Артем повелительно взмахнул рукой, и мы употребили. Только Клим отстал, так как занимался снаряжением мощнейшего бутерброда из сига малой соли с лимонным соком, сыром и хлебом.
— Что за ерунду нес наш папа, насчет гипнокодирования и прочее? — спросил Кутайсов, закусив котлеткой. — Всем известно, что это чушь. Или не чушь?
— Это ты, Паша, — чушь, — ответил Комачо, увлеченно нацеживая водку по ножу в стопку с томатным соком. — Пси-кодирование вполне реальная вещь. Видел я парней после спецобработки у нас в Тремезии… Ни черта хорошего. Но это грубая работа. Есть варианты с куда более тонкими настройками. Вы в России просто ничего не знаете, как дети, клянусь святым Яковом!
Комачо опрокинул получившуюся двухслойную смесь в глотку и зажмурился.
— Я не чушь, — обиделся Кутайсов.
— Видеть не видел, но сам, лично, лежал под «мозголомом». Технология, в общем, схожая, насколько я понимаю, — поддержал я Сантуша, встал и вторгся в нутро судка с фрикадельками под томатным соусом.

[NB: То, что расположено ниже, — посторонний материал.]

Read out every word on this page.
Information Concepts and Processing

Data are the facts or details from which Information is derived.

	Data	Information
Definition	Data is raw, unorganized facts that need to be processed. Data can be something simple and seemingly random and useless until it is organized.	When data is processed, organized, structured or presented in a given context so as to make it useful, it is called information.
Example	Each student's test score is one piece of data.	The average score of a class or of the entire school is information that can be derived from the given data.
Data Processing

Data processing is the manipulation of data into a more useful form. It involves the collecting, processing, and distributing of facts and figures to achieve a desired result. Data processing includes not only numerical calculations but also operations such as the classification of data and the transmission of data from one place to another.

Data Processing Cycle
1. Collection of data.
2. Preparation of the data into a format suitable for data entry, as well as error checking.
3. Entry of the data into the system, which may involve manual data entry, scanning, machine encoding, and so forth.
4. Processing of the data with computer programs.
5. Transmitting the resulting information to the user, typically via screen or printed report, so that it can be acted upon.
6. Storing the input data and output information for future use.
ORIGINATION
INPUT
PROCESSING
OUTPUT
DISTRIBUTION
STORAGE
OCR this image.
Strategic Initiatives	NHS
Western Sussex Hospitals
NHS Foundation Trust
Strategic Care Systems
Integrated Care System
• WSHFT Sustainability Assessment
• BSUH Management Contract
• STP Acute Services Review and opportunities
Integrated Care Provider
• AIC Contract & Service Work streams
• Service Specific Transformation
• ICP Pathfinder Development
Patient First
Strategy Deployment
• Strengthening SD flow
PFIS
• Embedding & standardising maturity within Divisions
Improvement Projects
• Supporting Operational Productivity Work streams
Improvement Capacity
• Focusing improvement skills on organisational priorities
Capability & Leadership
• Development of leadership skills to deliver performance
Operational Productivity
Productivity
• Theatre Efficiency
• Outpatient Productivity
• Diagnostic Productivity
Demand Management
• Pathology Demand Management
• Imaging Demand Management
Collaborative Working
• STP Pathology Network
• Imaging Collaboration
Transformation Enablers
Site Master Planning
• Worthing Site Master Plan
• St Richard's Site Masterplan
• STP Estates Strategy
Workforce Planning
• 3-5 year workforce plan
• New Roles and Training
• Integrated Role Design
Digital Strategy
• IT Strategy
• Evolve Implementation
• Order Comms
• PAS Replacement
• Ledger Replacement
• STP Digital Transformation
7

Секунд семьсот пришлось истратить на объяснение, что такое тетратамин, психосканер, как я под него угодил, как выбрался и какие еще фокусы вытворяли умельцы «Эрмандады» вдали от державных очей двуглавого орла.
— Я в шоке. За Румянцева, чтобы тебе, брат, и дальше так везло! — поднял стопку Ревенко. — Наливай, Румянцев!
Мы выпили, а я засмущался.
— Ничего-ничего! — сказал Клим. — Вы с Комачей, как Кастор и Поллукс! Хочешь огурчик?